9

We use cookies. Read the Privacy and Cookie Policy

9

В декабре 1963 года началась работа над повестью «Понедельник начинается в субботу», над первой ее частью — «Суета вокруг дивана».

В итоге и эта повесть принесла братьям Стругацким феерический успех.

«Понедельником» зачитывались, текст разбирали на цитаты.

Необычное в ней начиналось прямо с эпиграфа:

«Учитель. Дети, запишите предложение: „Рыба сидела на дереве“.

Ученик. А разве рыбы сидят на деревьях?

Учитель. Ну… Это была сумасшедшая рыба».

А речь в повести опять шла о творчестве.

О светлом, всё оправдывающем, всё освещающем.

Главный герой «Понедельника» — программист, младший научный сотрудник Саша Привалов попадает к обаятельным и невероятно занятым людям из некоего загадочного НИИЧАВО. На вопрос, как расшифровать такую странную аббревиатуру, ему отвечают: да просто, совсем просто — Научно-исследовательский Институт Чародейства и Волшебства. Всего лишь.

Ифриты и джинны… Изба на курьих ногах… Говорящие коты, баба-яга, домовые, ведьмы… Высшая магия, чародейство… И при этом никакой мистики! «Мне пришло в голову, — цитируют авторы любимого ими Герберта Уэллса, — что обычное интервью с дьяволом или волшебником можно с успехом заменить искусным использованием положений науки».

Волшебную сказку, придуманную Стругацкими для «научных сотрудников младшего возраста», нет смысла пересказывать. Мы предполагаем, что она известна большинству читателей. Хотя бы по пересказам. Повесть прозрачна и цветиста одновременно. Она полна неожиданностей, огня, лирики, философии. Она полна истинного юмора — во всех его ипостасях.

«Я хотел уже подняться на второй этаж, но вспомнил о виварии и направился в подвал. Надзиратель вивария, пожилой реабилитированный вурдалак Альфред, пил чай. При виде меня он попытался спрятать чайник под стол, разбил стакан, покраснел и потупился. Мне стало его жалко.

— С наступающим, — сказал я, сделав вид, что ничего не заметил.

Он прокашлялся, прикрыл рот ладонью и сипло ответил:

— Благодарствуйте.
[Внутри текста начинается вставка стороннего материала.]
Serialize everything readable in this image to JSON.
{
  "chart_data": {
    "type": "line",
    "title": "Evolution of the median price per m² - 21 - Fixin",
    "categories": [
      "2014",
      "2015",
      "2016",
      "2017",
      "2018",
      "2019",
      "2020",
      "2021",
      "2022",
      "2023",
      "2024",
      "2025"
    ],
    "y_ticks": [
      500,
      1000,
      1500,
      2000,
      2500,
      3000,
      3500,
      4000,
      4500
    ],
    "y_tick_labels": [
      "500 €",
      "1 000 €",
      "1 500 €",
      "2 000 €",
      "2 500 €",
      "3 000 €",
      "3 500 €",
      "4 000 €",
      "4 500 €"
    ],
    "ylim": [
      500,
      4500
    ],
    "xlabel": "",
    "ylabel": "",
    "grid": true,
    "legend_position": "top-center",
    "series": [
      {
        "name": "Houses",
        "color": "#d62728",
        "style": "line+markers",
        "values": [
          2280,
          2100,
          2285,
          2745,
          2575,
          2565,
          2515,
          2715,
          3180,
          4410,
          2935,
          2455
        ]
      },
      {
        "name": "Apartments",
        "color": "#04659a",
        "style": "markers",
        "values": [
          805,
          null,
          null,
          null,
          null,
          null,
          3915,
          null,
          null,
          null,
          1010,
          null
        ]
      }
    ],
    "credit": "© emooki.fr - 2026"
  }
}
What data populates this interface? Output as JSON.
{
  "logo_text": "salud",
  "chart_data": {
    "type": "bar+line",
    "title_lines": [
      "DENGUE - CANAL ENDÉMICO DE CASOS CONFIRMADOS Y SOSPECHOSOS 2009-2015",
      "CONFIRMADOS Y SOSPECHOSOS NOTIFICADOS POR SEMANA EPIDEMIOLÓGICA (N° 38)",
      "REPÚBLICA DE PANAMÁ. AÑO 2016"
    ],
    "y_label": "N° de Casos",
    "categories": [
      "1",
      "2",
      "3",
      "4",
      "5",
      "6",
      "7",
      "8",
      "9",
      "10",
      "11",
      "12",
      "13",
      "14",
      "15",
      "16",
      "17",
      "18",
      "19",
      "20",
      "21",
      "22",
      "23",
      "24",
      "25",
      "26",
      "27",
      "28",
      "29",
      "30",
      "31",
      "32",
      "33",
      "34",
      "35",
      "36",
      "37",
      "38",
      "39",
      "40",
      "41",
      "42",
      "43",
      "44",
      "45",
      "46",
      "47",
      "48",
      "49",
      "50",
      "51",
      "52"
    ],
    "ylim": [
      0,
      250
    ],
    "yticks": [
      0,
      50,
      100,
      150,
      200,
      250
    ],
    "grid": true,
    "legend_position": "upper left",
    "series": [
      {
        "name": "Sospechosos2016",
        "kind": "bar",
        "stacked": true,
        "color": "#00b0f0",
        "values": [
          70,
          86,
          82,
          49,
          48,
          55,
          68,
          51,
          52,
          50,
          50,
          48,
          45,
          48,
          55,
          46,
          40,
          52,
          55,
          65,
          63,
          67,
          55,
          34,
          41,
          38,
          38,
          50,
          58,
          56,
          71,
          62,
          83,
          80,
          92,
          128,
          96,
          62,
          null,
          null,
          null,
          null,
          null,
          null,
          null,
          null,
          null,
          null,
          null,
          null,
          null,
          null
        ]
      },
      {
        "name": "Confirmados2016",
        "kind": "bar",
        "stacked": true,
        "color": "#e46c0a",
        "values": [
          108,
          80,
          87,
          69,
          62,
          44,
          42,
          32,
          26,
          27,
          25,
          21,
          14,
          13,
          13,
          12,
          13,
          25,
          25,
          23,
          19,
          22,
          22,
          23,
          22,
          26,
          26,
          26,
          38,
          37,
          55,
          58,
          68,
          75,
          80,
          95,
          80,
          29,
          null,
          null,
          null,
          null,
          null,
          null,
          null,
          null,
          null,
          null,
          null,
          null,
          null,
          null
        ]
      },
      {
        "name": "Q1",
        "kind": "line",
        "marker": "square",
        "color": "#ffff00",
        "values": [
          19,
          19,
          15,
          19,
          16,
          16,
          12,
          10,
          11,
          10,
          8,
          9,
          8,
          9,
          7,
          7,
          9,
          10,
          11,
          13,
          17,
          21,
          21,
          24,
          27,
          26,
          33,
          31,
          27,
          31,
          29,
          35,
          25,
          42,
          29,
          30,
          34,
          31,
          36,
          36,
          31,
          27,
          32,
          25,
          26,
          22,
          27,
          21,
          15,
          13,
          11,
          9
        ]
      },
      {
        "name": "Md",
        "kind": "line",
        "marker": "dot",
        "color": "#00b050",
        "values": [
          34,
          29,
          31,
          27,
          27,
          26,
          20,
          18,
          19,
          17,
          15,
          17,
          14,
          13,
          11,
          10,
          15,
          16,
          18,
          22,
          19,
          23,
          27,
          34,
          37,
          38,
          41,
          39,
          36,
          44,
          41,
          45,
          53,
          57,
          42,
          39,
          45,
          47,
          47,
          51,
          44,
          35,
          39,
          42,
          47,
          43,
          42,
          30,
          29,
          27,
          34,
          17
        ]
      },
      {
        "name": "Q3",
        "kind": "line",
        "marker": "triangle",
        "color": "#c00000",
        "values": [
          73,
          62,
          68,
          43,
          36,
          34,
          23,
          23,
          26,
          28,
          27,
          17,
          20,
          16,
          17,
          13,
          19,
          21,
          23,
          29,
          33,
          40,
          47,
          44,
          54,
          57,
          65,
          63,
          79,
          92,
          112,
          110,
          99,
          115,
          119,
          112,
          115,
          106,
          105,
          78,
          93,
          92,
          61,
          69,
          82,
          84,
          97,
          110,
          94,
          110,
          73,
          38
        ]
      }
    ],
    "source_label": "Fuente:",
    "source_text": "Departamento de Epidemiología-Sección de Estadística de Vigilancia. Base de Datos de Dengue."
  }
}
И вас тоже.

— Всё в порядке? — спросил я, оглядывая ряды клеток и стойл.

— Бриарей палец сломал, — сказал Альфред.

— Как так?

— Да так уж. На восемнадцатой правой руке. В носе ковырял, повернулся неловко — они ж неуклюжие, гекатонхейры, — и сломал.

— Так ветеринара надо, — сказал я.

— Обойдется! Что ему, впервые, что ли…

— Нет, так нельзя, — сказал я. — Пойдем посмотрим.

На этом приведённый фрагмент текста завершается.